Extraction of bacterial DNA using ChargeSwitch gDNA Mini Bacteria kit on KingFisher Flex robot
Carol Maddox, Melanie Prarat, Yan Zhang, Lifang Yan, Akhilesh Ramachandran, Sai Sankara Narayanan, Girish Patil, Leyi Wang
Disclaimer
Reference to any commercial materials, equipment, or process does not in any way constitute approval, endorsement, or recommendation by the Food and Drug Administration.
Abstract
This procedure is used to extract genome DNA of bacteria isolates using the ChargeSwitch gDNA Mini Bacteria kit on the KingFisher Flex Robot. The process consists of Sample processing, Prepare plates for Robot, and Operate on KingFisher Flex machine.
Before start
At the first time use, add RNase A to Resuspension Buffer (R4).
Steps
Sample processing
Bacterial Broth Culture
If using broth, pick single colony and grow in 5 ml Trypticase Soy Broth (TSB), overnight grow at 37 degree without shaking. Use 0.4 ml of the bacterial culture and centrifuge for 4min at 8000 rpm, discard supernatant and resuspend the cell pellet in 100 μL of Resuspension Buffer (R4) containing RNase A, then add 5 ul of lysozyme solution (50 mg/ML). Mix by vortexing. After adding RNase A to Resuspension Buffer (R4), store the buffer at 4 degrees Celsius.

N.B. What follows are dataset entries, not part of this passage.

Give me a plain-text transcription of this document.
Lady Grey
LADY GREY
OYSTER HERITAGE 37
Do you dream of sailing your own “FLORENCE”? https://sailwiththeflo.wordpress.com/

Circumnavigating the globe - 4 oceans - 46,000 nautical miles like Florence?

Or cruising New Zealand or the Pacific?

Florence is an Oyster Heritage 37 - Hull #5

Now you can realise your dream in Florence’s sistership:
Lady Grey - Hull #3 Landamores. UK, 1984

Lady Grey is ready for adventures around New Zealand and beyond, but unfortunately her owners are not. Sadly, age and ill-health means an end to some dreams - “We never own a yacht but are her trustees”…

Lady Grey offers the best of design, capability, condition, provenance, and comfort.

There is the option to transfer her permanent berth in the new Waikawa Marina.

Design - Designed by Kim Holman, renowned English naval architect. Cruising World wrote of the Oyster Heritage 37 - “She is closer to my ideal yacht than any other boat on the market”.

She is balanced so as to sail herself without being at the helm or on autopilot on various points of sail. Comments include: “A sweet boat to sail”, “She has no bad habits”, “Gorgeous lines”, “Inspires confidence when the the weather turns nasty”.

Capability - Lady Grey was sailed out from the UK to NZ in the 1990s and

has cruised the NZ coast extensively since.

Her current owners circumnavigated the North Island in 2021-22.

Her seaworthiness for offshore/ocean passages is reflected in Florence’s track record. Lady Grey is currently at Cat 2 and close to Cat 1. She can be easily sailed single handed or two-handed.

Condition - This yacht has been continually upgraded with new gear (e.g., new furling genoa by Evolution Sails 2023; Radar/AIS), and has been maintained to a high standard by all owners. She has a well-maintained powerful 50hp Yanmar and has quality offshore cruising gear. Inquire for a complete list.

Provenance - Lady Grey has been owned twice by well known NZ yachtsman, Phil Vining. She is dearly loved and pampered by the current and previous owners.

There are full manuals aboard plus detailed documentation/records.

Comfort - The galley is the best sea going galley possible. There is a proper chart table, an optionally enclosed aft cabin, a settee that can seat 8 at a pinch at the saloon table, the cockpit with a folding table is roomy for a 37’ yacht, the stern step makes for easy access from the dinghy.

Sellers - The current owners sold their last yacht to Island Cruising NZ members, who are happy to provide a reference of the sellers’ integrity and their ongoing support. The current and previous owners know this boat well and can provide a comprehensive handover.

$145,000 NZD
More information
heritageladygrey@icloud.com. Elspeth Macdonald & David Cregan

Bacterial Colonies in Plate
If using bacterial colonies, scoop 3 colonies into 100 μL of Resuspension Buffer (R4) containing RNase A, and then add 5 ul of lysozyme solution (50 mg/ML). Mix by vortexing.
Prepare plates for Robot
Load all resuspension solution prepared in 1.1. or 1.2 into 2.4 mL 96 deep well Sample plate.
Prepare Elution Plate by adding 100 ul of Elution buffer to each well of the 0.5ml 96-well plate.
Prepare 3 Wash Plates (Wash Plate 1, Wash Plate 2 and Wash Plate 3) by adding 650 ul Wash Buffer (W12) to each well of 2.4 mL 96 deep well plates.
Operate on KingFisher Flex machine
Install script of ChargeSwitch gDNA Mini Bacteria kit on KingFisher Flex by requesting the script through ThermoFisher and installing it using BindIt software
Select the right script/method and then click start.
Load 0.5ml 96-well plate containing the Tip comb.
Load Elution plate.
Load Wash Plate 1, Wash Plate 2, and Wash Plate 3 one by one.
Load Sample plate. The instrument will automatically start processing the sample plate.
(While the instrument is processing the sample plate, prepare a premix of 500 ul Lysisi Buffer (L14) and 10 ul of Proteinase K solution).
- After 10 mins of sample processing, there is the first pause . Once the Instrument pauses, pick up the sample plate from the instrument and add 500 ul of the premix prepared in step 5 (500 ul Lysis Buffer/Proteinase K mixture) to each sample well of Sample plate.
Then load Sample plate back into the instrument and click Start.
After 10 mins, there is a second pause , take the sample plate off the instrument and add 40 ul of Charge Switch Magnetic Beads and 300 ul Binding Buffer (B8) to each sample well, and then load the Sample plate back into the instrumentand click Start. The machine will do the remaining steps until it is done.